A resolução anterior autorizava dentistas a aplicar toxina botulínica, preenchimentos faciais, intradermoterapia, biomateriais indutores de colágeno, laserterapia, bichectomia, lipoplastia facial e técnicas cirúrgicas para correção de lábios. O tribunal entendeu que conselhos profissionais não podem estender competências administrativas para além dos limites legais.

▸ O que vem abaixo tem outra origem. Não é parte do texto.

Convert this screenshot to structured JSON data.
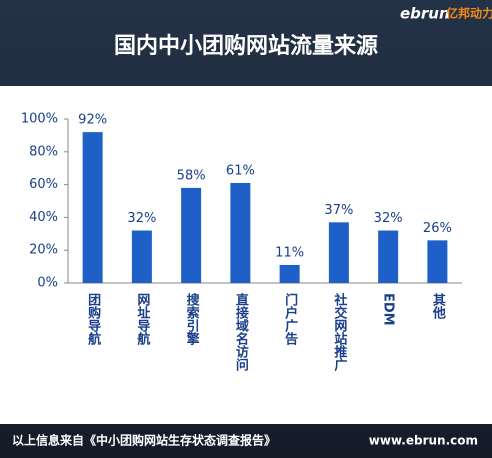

O Conselho Federal de Odontologia informou que recorrerá da decisão, alegando que ela representa uma mudança após anos de decisões judiciais favoráveis ao reconhecimento da área. A Sociedade Brasileira de Dermatologia afirmou que o julgamento preserva a legalidade e a segurança dos pacientes.
A ação judicial contou com a participação de diversos órgãos, incluindo o Conselho Federal de Medicina e a Sociedade Brasileira de Cirurgia Plástica. O tribunal reconheceu que não há base legal para estender a prática odontológica a procedimentos estéticos invasivos em toda a face.